The proxy function makes it easy for Clojure to interface with the Java layer, but I was dealing with an interface (the AIM Java API) that had an punitive number of things that needed to be overridden…
public void OnIdleStateChange(AccSession arg0, int arg1) { } public void OnInstanceChange(AccSession arg0, AccInstance arg1, AccInstance arg2, AccInstanceProp arg3) { } public void OnLookupUsersResult(AccSession arg0, String[] arg1, int arg2, AccResult arg3, AccUser[] arg4) { } public void OnSearchDirectoryResult(AccSession arg0, int arg1, AccResult arg2, AccDirEntry arg3) { } // ... go on like this for pagesThe Java code is here, if you’re interested in the entire set of calls. Now, I didn’t care about most of those events, but I had to override them, since they didn’t have a default implementation. What made this seem painful was that I was really only interested in two of the callbacks. So I started to record an Emacs macro to convert the Java code to the equivalent Clojure proxy statement, and then I realized that I didn’t have to — I was using a Lisp.

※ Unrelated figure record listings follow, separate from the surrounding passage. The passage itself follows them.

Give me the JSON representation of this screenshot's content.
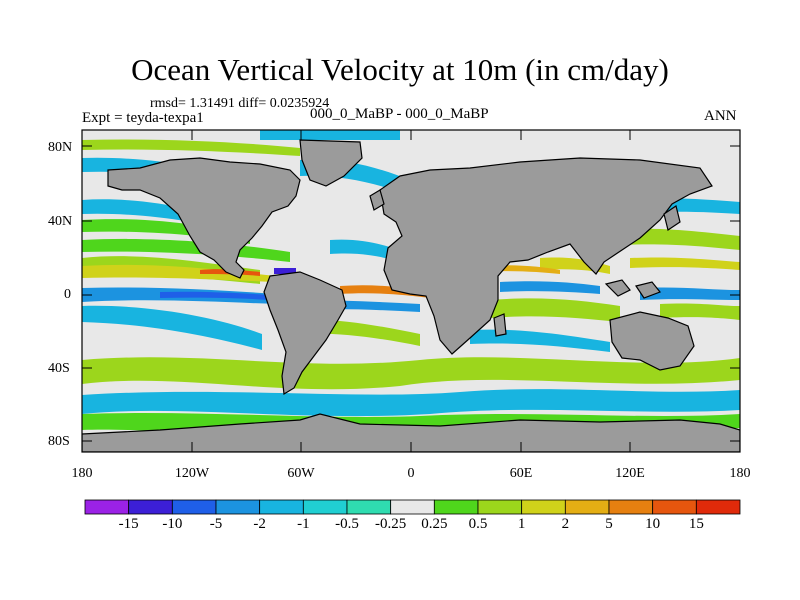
{
  "figure": {
    "title": "Ocean Vertical Velocity at 10m (in cm/day)",
    "stats": "rmsd= 1.31491 diff= 0.0235924",
    "left_subtitle": "Expt = teyda-texpa1",
    "center_subtitle": "000_0_MaBP - 000_0_MaBP",
    "right_subtitle": "ANN"
  },
  "axes": {
    "y_ticks": [
      "80N",
      "40N",
      "0",
      "40S",
      "80S"
    ],
    "x_ticks": [
      "180",
      "120W",
      "60W",
      "0",
      "60E",
      "120E",
      "180"
    ]
  },
  "colorbar": {
    "labels": [
      "-15",
      "-10",
      "-5",
      "-2",
      "-1",
      "-0.5",
      "-0.25",
      "0.25",
      "0.5",
      "1",
      "2",
      "5",
      "10",
      "15"
    ],
    "colors": [
      "#9b22e6",
      "#3c1fd6",
      "#1f5fe8",
      "#1c93e0",
      "#18b4e0",
      "#20cfd2",
      "#2fdcb0",
      "#e8e8e8",
      "#4fd61c",
      "#9cd61c",
      "#d0d21a",
      "#e4ae14",
      "#e68010",
      "#e6560e",
      "#e02a0a"
    ]
  },
  "map": {
    "land_color": "#9b9b9b",
    "ocean_background": "#e8e8e8"
  }
}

(defmacro auto-proxy [interfaces variables & args] (let [defined (set (map #(str (first %)) args)) names (fn [i] (map #(.getName %) (.getMethods i))) all-names (into #{} (apply concat (map names (map resolve interfaces)))) undefined (difference all-names defined) auto-gen (map (fn [x] `(~(symbol x) [& ~'args])) undefined)] `(proxy ~interfaces ~variables ~@args ~@auto-gen)))Auto-proxy works just like proxy, but it makes an empty implementation for any call that wasn’t defined. So, suddenly, what would have been a bunch of lines collapsed into just:
(defn create-aim-proxy [] (auto-proxy [com.aol.acc.AccEvents] [] (OnImReceived [session imSession participant im] (handle-im session imSession participant im)) (OnStateChange [arg0 arg1 arg2] (handle-state-change arg0 arg1 arg2))))Macros ftw. The nice thing about Clojure/Lisp is that it makes coding up this kind of reusable framework stuff really easy.